Gekko Systems has come a long way since 1995, when the Australian Government assisted Elizabeth Lewis Gray and her husband with a $70,000 grant for 50 per cent of the funds required to research, develop and partly commercialise a gravity separation device that improves gold mining yields.
"Had we not received that grant, we would not have started the business," says Lewis-Gray, Chief Executive Officer and Managing Director.
In 1995, Gekko Systems employed one part-time staff member and had an estimated annual turnover of $55,000. Today the company employs 100 staff and has an annual turnover of nearly $40 million. Given that new mining technology takes an average of 15–20 years to be accepted by the market place, continued strong growth is expected.
Gekko Systems began as a single technology business but now specialises in designing and manufacturing minerals processing solutions that boost productivity, and reduce the environmental footprint and costs for mining companies worldwide, particularly those in the gold sector. More recently, systems have also been installed for the recovery of polymetallics – silver, tin and zinc – and coal.
The company is based in the historic gold mining town of Ballarat in Victoria but has always had a global focus. It operates offices in Johannesburg, Perth, Santiago and Vancouver, and has 400 units installed in 40 countries.
"We have been the beneficiary of government support at many significant steps in our 15-year history, and in nearly every case the support enabled and encouraged us to take a bigger, more ambitious step than we would have on our own," Lewis-Gray says.
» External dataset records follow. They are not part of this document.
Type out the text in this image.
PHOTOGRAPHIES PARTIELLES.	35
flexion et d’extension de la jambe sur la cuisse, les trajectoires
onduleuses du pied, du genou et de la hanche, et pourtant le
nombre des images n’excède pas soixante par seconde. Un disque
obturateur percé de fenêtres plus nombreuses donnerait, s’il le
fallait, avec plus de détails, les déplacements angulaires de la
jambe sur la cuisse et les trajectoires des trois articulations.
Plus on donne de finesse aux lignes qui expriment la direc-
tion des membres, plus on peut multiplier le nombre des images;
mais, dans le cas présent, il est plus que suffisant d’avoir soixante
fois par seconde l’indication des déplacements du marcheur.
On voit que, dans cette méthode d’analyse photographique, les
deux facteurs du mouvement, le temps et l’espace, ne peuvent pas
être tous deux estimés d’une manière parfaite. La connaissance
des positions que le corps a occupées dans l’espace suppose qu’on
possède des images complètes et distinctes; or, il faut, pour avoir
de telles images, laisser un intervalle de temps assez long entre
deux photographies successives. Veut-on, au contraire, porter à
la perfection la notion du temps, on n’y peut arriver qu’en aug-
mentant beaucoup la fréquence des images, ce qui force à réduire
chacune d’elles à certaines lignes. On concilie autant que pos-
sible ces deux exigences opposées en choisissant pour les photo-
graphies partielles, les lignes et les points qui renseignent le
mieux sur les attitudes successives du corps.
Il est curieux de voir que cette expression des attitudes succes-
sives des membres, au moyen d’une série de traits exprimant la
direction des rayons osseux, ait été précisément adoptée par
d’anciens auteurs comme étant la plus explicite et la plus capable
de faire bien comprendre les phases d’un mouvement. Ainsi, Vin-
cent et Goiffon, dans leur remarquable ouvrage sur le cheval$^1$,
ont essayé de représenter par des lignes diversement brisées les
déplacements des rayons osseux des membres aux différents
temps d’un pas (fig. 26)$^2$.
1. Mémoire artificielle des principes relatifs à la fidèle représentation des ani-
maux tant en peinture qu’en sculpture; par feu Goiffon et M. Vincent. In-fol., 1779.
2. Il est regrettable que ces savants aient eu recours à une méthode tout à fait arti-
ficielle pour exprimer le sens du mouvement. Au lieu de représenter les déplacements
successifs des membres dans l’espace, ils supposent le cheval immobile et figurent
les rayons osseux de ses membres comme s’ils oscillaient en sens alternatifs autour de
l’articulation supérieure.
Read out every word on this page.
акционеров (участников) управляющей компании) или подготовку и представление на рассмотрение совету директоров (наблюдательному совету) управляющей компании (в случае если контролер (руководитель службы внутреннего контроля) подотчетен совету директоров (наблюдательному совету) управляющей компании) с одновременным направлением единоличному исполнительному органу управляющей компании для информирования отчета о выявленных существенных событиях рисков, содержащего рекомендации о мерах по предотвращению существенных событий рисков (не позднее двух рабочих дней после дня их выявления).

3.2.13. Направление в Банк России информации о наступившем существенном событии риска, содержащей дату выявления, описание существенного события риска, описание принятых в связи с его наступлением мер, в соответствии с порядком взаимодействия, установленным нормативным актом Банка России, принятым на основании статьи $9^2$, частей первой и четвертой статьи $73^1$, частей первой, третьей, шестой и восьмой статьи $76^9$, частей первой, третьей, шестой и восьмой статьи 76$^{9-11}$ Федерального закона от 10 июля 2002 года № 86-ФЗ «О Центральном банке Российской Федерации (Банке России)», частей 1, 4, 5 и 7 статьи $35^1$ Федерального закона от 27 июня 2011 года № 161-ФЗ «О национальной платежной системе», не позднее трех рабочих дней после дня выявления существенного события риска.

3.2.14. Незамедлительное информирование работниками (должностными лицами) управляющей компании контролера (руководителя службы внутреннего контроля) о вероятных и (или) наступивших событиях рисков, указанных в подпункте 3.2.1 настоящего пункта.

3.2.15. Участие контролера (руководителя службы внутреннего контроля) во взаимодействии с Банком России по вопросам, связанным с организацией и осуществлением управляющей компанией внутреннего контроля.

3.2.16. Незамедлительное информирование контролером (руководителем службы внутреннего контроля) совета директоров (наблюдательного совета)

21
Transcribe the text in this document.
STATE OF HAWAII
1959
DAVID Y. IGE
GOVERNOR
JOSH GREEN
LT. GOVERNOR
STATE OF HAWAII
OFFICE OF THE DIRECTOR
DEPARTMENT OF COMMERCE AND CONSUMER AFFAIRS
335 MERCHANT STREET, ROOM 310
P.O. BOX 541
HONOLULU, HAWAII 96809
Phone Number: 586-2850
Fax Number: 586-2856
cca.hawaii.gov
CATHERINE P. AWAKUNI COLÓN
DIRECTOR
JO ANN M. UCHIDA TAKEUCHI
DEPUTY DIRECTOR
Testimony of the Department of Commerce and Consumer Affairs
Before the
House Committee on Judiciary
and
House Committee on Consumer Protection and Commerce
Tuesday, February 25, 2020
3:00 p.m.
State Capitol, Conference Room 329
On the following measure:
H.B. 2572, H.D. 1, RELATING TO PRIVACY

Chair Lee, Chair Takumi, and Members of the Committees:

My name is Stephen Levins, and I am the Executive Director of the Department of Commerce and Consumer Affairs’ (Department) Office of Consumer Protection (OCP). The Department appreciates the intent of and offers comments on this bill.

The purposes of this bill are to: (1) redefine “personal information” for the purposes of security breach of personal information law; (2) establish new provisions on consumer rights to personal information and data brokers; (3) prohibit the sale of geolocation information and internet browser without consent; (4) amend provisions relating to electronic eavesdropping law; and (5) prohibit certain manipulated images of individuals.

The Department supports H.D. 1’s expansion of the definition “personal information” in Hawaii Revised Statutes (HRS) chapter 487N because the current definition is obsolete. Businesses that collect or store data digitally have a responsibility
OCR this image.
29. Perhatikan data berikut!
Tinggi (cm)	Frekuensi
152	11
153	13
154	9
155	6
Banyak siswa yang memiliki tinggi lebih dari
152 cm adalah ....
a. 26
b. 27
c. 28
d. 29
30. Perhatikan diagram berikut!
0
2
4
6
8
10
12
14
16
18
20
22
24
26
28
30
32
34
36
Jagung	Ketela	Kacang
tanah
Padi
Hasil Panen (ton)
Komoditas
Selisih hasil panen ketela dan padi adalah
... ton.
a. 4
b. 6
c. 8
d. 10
The company's first assistance was a dollar-for-dollar R&D Start Grant for the development of the InLine Pressure Jig.
"During our early ventures into the export market we accessed Austrade's Export Market Development Grants Scheme – this grant encouraged us to attend overseas trade shows and importantly helped us to set up our first international office in South Africa in 2000," she says.
"In 1999, when we realised that mining companies wanted a 'real' company to buy from, we raised capital through the Innovation Investment Fund (IIF) program to help us invest in professional staff, smart offices and manufacturing premises.
"Having external investors and a proper board structure proved to be critical to improving our corporate professionalism and provided much-needed support and advice. A successful trade sale by IIF Fund Manager Amwin to a high profile business angel from the mining technology and services sector added new expertise that has helped the business develop its systems and flourish."
In 2004, Gekko was awarded a $1.2 million R&D Start Grant to miniaturise and modularise its gold processing system for operation underground. This project has a 10-year time frame but has already returned many multiples of the investment in export sales.
"Our long-term goal is to be regarded as the premium supplier of technologically advanced solutions for mineral processing in the gold mining industry," Lewis-Gray says.
Gekko's close technical relationships with senior companies in the mining sector including Australia's largest gold producer Newcrest Mining, indicate that Gekko is on track to achieve its aim.
Gekko Systems has also benefited from the R&D Tax Concession and received assistance offsetting duties for goods being exported into overseas markets through the Austrade TradeStart program.
In recognition of her experience and success in business development, Elizabeth Lewis-Gray was appointed to the Industry Research and Development Board on 15 December 2005.